Les japonais respectent la pluie. Il y a des parapluies partout, et j’ai l’impression qu’on ne fuit pas la pluie comme chez nous. 雨降って地固まる, “Après la pluie, le sol se durcit”, dit un proverbe japonais.
Ici, une grappe de pluie cueillie à Yame, sur l’île de Kyūshū.
La Pluie que j’espère pouvoir voir au Musée d’Art moderne de Tokyo, c’est celle peinte en 1953 par Heihachirō Fukuda, né à Oita, d’où je rédige ce post. Fukuda raconte qu’il a été intéressé par les lignes ondulantes, horizontales et verticales, que les tuiles formaient depuis la vue qu’il avait de la fenêtre de sa chambre. Ensuite, il a représenté dans chaque case de cette grille déformée (une sorte de Nicolas Chardon avant la lettre !), les petits “plocs” que font les gouttes sur les tuiles, comme un lichen qui recouvre l’ensemble, mais que l’on interprète bien comme l’impact des gouttes arrêtées dans leur chute, plus ou moins saisies dans la lumière.

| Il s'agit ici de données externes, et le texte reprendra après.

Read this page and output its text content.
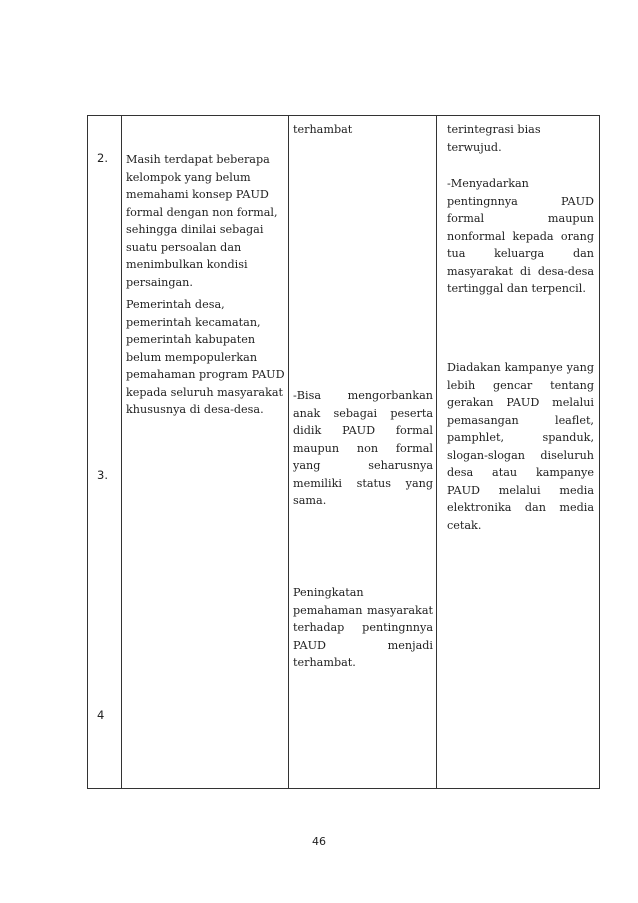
2.
3.
4
Masih terdapat beberapa kelompok yang belum memahami konsep PAUD formal dengan non formal, sehingga dinilai sebagai suatu persoalan dan menimbulkan kondisi persaingan.
Pemerintah desa, pemerintah kecamatan, pemerintah kabupaten belum mempopulerkan pemahaman program PAUD kepada seluruh masyarakat khususnya di desa-desa.
terhambat
-Bisa mengorbankan anak sebagai peserta didik PAUD formal maupun non formal yang seharusnya memiliki status yang sama.
Peningkatan pemahaman masyarakat terhadap pentingnnya PAUD menjadi terhambat.
terintegrasi bias terwujud.
-Menyadarkan pentingnnya PAUD formal maupun nonformal kepada orang tua keluarga dan masyarakat di desa-desa tertinggal dan terpencil.
Diadakan kampanye yang lebih gencar tentang gerakan PAUD melalui pemasangan leaflet, pamphlet, spanduk, slogan-slogan diseluruh desa atau kampanye PAUD melalui media elektronika dan media cetak.
46
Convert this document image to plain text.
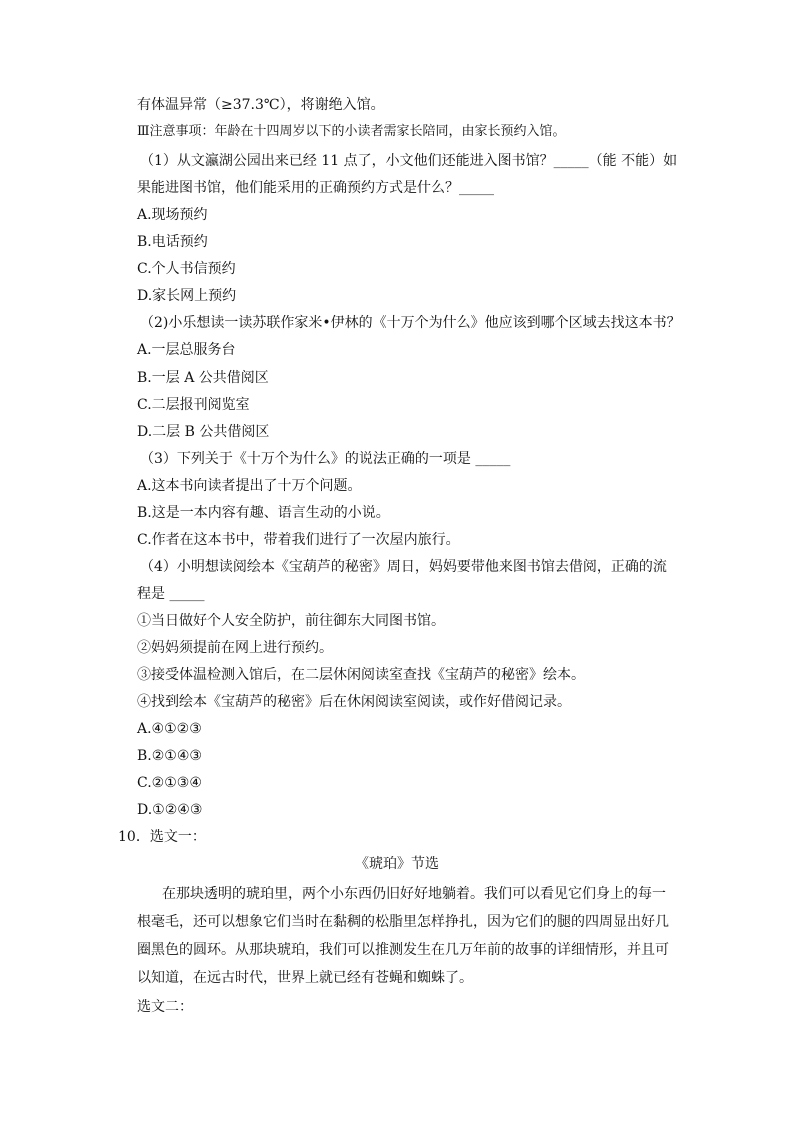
有体温异常（≥37.3℃），将谢绝入馆。
Ⅲ注意事项：年龄在十四周岁以下的小读者需家长陪同，由家长预约入馆。
（1）从文瀛湖公园出来已经 11 点了，小文他们还能进入图书馆？_____（能 不能）如
果能进图书馆，他们能采用的正确预约方式是什么？_____
A.现场预约
B.电话预约
C.个人书信预约
D.家长网上预约
（2)小乐想读一读苏联作家米•伊林的《十万个为什么》他应该到哪个区域去找这本书？
A.一层总服务台
B.一层 A 公共借阅区
C.二层报刊阅览室
D.二层 B 公共借阅区
（3）下列关于《十万个为什么》的说法正确的一项是 _____
A.这本书向读者提出了十万个问题。
B.这是一本内容有趣、语言生动的小说。
C.作者在这本书中，带着我们进行了一次屋内旅行。
（4）小明想读阅绘本《宝葫芦的秘密》周日，妈妈要带他来图书馆去借阅，正确的流
程是 _____
①当日做好个人安全防护，前往御东大同图书馆。
②妈妈须提前在网上进行预约。
③接受体温检测入馆后，在二层休闲阅读室查找《宝葫芦的秘密》绘本。
④找到绘本《宝葫芦的秘密》后在休闲阅读室阅读，或作好借阅记录。
A.④①②③
B.②①④③
C.②①③④
D.①②④③
10．选文一：
《琥珀》节选
在那块透明的琥珀里，两个小东西仍旧好好地躺着。我们可以看见它们身上的每一
根毫毛，还可以想象它们当时在黏稠的松脂里怎样挣扎，因为它们的腿的四周显出好几
圈黑色的圆环。从那块琥珀，我们可以推测发生在几万年前的故事的详细情形，并且可
以知道，在远古时代，世界上就已经有苍蝇和蜘蛛了。
选文二：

De Kawabata encore, j’ai retenu pour toi Ana un extrait d’une autre nouvelle, La Fiancée des pauvres, parue la même année qu’Anna la Japonaise, en 1929.
– Je ne veux pas de ta réussite, à quoi ça sert ?
– Là, sur ce point, tu es moderne ! Par exemple les étudiants de nos jours haïssent les bases qui les supportent, ou si ils ne les haïssent pas, en tout cas ils les mettent en doute. Ils se doivent de les détruire, et savent d’ailleurs qu’elles seront détruites. La “réussite sociale”, c’est tenter de grimper toujours le long d’une échelle, sur des fondations qu’on sait devoir être détruites. Et plus on monte, plus c’est risqué. Ce qui n’empêche personne, ni l’intéressé ni bien sûr son entourage, d’éprouver l’obligation de gravir cette échelle. De nos jours, réussir signifie être amoral. Ainsi va le cours du temps. Moi que la pauvreté attriste, je suis dépassé. Toi qui es pauvre et gaie comme un citron, tu es moderne !
Après le prix de la persévérance, ma chère Ana, laisse-moi te remettre celui de l’énergie radicale. De la part de ton gémeau, beijjjos. Et je te retrouve au prochain post, P.